Assim, a lógica por trás do "cashback" é direcionar um benefício fiscal de forma personalizada para quem mais precisa. Ao invés de reduzir a alíquota de alguns alimentos, o que atingirá todos os consumidores de modo genérico, o "cashback" irá devolver aos contribuintes mais pobres os valores dos impostos pagos por eles.

Nesse sentido, o projeto de regulamentação aprovado pela Câmara definiu que o IBS e a CBS pagos por pessoas físicas integrantes de famílias de baixa renda serão devolvidos, desde que preencham os seguintes requisitos: possuírem renda familiar per capita até meio salário-mínimo, serem residentes em território nacional e estarem inscritos no CPF. Ainda, de acordo com o projeto, a devolução será automática e os dados serão extraídos dos cadastros do próprio governo, como o CadÚnico.

Em relação às alíquotas, o percentual a ser aplicado será de 100% de devolução da CBS e 20% do IBS para aquisição de botijões de gás e fornecimento de eletricidade, esgoto, água e gás natural. Para as demais compras, a devolução será de 20% para o IBS e para a CBS. Cada ente federativo poderá fixar percentuais maiores se desejar.

Apesar de detalhar melhor alguns pontos, ainda falta bastante informação para que a implementação do programa de devolução do imposto seja viável e funcional. De acordo com o projeto, caberá à Receita Federal criar normas para definir os procedimentos e a sistemática deste pagamento.

Muitas pesquisas apontam que o "cashback" tributário é uma saída efetiva para assegurar um sistema tributário mais justo e, de fato, se bem implementado, poderá surtir grande efeito para proteção do mínimo vital e da dignidade de famílias de baixa renda.

Todavia, não deixa de ser necessário observar que a implementação do "cashback" não é o suficiente para assegurar a justiça social e, apesar de o ideal ser louvável, ainda é necessário garantir uma organização orçamentária eficiente por parte do governo.

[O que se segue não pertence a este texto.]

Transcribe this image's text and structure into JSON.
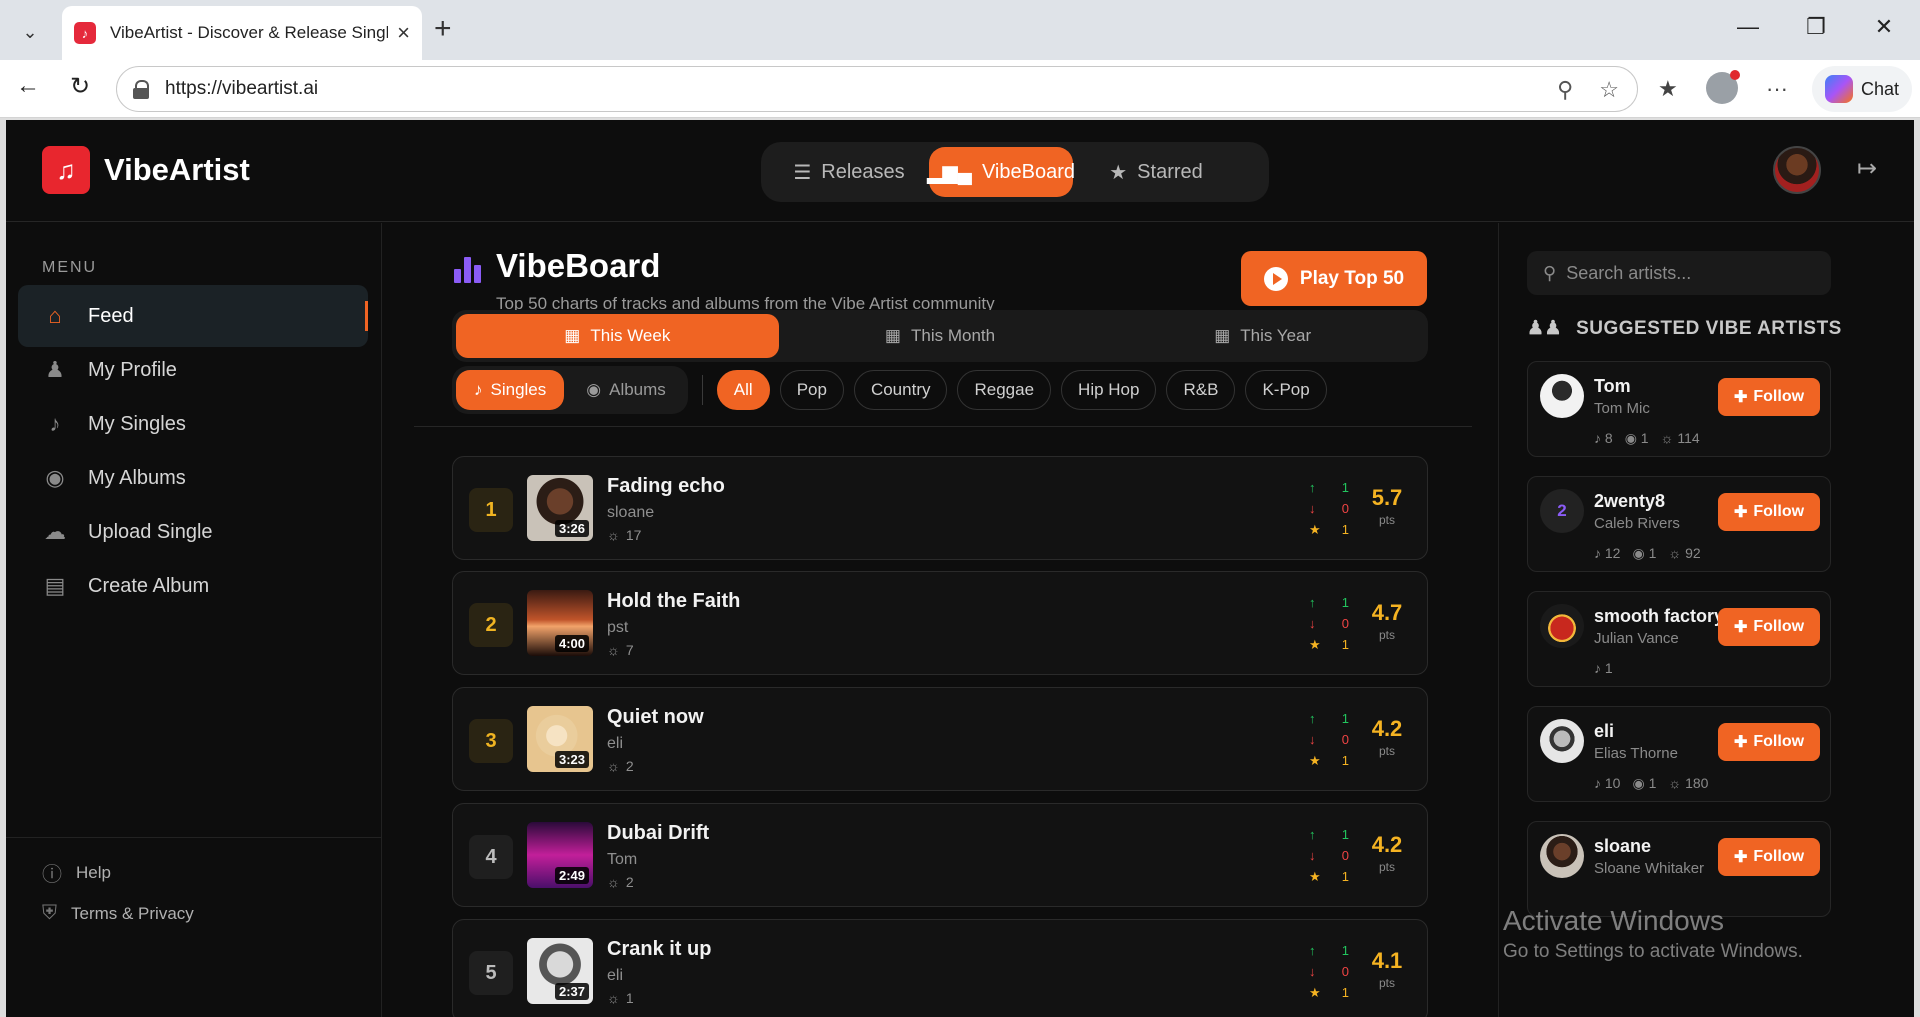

Isso porque, diferentemente da restituição do Imposto de Renda ou dos ressarcimentos de impostos em razão de pagamento indevido ou a maior, em que é mantida a relação entre o valor pago e o restituído ou ressarcido, o "cashback" configura uma abdicação do valor recolhido que será devolvido ao contribuinte, mas que, legalmente, pertenceria ao Estado —não se trata de uma não incidência imediata no momento da compra e, sim, possivelmente, de uma devolução posterior de um valor acumulado.

Afinal, o "cashback" tributário possui uma premissa admirável como política social para mitigação da regressividade. Todavia, sua forma de funcionamento ainda é meramente uma ideia permeada de questionamentos, que demandam mais detalhes e informações orçamentárias, a fim de que esta devolução não implique no repasse indireto deste custo aos demais contribuintes ou, ainda, na inviabilização do seu funcionamento prático.